The ECOWAS Community Court of Justice in its decision further held that the penal punishment provided for in Section 24 of the Cybercrimes Act is not necessary and proportional in a democratic state. In other words, the punishment and fines provided in the said Section of the Act is not commensurate to the offences committed. The Court relied on international cases laws wherein the international courts frown at criminalizing actions that deals with freedom of expression and opinion but advocates for civil remedies.

I agree with the decision of the ECOWAS Court to the fact that offences committed should be commensurate with the punishment and fines imposed. I further agree with the reasoning of the European and Inter-American jurisprudence that criminalization should be used as a last resort when there is a serious threat or breach to the enjoyment of other human rights or the society at large. In other words, the Nigerian government should adopt civil procedures and make people pay for damages when they are found liable. The penalization of defamation with terms of imprisonment and/or payment of fines as provided by Section 24 of the Cybercrimes Act amounts to a gross violation of the freedom of expression.

I further agree with the reasoning of the ECOWAS Court of Justice as to the fact that the Applicant did not place sufficient evidence in proving to the court how its members were harassed or intimidated, and also not showing that the harassment and intimidation was caused by the provisions of Section 24 of the Cybercrimes (Prohibition, Prevention, Etc.) Act 2015 Act.

It is trite law that he who asserts the existence of a fact must prove same. Therefore, the onus of proof lies on that person who would fail if no evidence were adduced on either side. See Sections 131 and 132 of the Evidence Act 2011 and the cases of TUMBIDO B INEC & ORS (2023) LPELR-60004 SC, PG 42, PARAS A-B, DEMATIC NIG LTD V UTUK & ANOR (2022) LPELR-56868 SC.

Furthermore, a court of law cannot speculate or conjecture on possible facts as it has no jurisdiction to do so. The court cannot go on a wild goose chase to scout or fish for evidence where there is none. A court of law is not permitted by the law to go on a voyage of discovery. The only jurisdiction a court has is to make use of the facts of the case as presented by parties and use same. A court of law cannot do more or less as a Judge is not a soothsayer or a metaphysician. See the case of ORJI V UGOCHUKWU & ORS (2010) LPELR-9136 CA, PG 33-34, PARAS A.  Since the Applicant has failed in availing the court with sufficient, cogent, and credible evidence as to how its members, employees etc. were harassed and intimidated, then that relief of the Applicant must also fail.

In an interview granted on the 1st day of April 2023 by the Deputy Director of Socio-Economic Rights and Accountability Project (SERAP) in person of Mr Kolawole Oluwadare, he urged the Nigerian government against reducing the civic space with the usage of the Cybercrimes Act and other repressive laws. It is SERAP’s belief that the immediate enforcement of the ECOWAS judgment would enhance the freedom of press and of speech.

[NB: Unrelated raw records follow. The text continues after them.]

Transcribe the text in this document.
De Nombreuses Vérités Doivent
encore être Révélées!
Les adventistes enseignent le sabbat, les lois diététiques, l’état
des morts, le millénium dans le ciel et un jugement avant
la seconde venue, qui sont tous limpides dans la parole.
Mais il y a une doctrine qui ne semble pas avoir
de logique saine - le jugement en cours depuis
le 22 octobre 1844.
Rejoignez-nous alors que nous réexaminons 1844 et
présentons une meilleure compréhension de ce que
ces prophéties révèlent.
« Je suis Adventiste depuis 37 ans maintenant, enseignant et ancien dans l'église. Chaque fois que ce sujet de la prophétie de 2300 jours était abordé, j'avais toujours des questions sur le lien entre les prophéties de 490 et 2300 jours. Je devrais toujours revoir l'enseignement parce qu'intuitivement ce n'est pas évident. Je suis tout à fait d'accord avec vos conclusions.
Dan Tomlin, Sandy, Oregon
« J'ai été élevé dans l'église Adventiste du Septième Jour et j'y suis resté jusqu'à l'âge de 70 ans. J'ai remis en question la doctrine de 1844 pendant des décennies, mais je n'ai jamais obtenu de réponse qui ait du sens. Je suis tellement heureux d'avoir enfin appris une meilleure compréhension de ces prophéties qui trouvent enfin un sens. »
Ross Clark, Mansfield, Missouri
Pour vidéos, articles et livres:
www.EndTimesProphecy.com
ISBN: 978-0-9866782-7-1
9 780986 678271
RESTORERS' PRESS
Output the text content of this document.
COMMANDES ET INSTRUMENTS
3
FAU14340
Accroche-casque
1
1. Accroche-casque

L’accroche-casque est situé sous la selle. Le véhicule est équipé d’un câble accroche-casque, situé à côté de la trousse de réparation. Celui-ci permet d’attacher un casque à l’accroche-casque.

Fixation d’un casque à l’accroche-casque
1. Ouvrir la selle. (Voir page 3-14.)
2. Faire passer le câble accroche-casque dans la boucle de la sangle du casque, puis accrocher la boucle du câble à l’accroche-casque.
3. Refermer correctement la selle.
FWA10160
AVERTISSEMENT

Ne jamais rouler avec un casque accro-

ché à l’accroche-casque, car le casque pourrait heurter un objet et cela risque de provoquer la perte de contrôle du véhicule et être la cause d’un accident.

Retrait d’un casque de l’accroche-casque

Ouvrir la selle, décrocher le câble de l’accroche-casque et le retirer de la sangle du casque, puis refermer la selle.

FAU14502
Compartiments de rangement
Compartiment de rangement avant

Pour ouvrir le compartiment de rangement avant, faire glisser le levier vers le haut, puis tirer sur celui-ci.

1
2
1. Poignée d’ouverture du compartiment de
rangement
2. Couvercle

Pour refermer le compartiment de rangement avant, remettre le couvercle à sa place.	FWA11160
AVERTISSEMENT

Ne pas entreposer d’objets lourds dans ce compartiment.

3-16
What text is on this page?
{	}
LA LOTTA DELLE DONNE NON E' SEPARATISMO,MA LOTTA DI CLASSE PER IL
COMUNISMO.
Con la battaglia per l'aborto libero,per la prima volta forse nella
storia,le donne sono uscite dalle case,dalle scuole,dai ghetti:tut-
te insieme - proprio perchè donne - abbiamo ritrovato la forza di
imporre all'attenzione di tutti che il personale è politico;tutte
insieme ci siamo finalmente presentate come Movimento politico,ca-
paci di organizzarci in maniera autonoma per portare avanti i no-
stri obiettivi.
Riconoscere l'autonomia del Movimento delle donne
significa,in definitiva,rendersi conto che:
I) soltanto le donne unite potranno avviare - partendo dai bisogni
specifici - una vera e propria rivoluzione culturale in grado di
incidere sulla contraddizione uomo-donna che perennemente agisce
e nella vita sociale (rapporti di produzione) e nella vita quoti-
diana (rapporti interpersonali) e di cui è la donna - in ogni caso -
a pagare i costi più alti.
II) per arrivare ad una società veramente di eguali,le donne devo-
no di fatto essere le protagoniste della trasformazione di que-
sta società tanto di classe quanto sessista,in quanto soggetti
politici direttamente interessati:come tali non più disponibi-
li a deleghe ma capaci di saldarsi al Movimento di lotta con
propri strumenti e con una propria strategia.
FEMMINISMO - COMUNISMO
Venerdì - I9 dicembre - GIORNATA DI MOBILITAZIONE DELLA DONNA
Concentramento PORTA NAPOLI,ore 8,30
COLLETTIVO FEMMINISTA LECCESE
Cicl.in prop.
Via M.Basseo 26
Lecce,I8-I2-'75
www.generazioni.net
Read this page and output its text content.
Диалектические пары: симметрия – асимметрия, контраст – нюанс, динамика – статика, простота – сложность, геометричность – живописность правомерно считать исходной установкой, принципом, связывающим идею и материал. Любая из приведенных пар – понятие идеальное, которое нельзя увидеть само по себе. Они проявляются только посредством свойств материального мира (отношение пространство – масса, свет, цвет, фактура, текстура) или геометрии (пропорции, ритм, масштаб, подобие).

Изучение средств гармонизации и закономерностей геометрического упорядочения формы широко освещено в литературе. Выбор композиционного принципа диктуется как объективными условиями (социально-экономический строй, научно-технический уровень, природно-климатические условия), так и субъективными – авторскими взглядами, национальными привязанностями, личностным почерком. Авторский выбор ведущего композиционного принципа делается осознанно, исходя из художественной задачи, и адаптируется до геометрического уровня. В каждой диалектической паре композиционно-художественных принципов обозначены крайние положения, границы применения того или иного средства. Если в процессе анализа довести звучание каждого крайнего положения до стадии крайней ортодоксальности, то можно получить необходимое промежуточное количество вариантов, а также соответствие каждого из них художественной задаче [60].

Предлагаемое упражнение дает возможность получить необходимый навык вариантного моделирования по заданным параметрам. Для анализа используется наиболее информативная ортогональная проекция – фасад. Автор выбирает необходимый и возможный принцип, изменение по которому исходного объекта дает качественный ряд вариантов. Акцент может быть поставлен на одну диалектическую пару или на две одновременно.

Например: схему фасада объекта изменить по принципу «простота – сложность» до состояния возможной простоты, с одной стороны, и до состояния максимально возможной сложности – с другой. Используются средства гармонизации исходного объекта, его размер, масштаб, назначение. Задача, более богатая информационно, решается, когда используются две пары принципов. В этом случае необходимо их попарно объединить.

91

It is important to state that the ECOWAS Court of Justice re-echoed in its judgment of 25th of March 2022 in the suit filed by SERAP against the Nigerian Government that Section 24 of the Cybercrimes (Prohibition, Prevention, Etc.) Act 2015 should be amended or repealed as it infringes on the fundamental rights of the Nigerian Citizens.

It is therefore high time for the Nigerian Government to comply with the judgments of the ECOWAS Community Court of Justice in the suits filed by SERAP and Incorporated Trustees of Laws and Rights Awareness Initiative, by amending or repealing the said Section 24 of the Cybercrimes Act as the decision of the said court is final and cannot be appealed against. This is because an order of court must be obeyed at all times. Obedience to order of court is part and parcel of the rule of law which in turn is sine qua non for orderliness and development of democracy in any society. See the case of OGUNLEYE V AINA (2012) LPELR-7877 CA, PG 55-56, PARAS F-D. On the contrary, disobedience to an order of the court is capable of igniting chaos and anarchy in any country. The non-compliance with the Judgment of the ECOWAS Court of Justice can be sanctioned under Article 24 of the Supplementary Protocol of the ECOWAS Court, and Article 77 of the ECOWAS Treaty.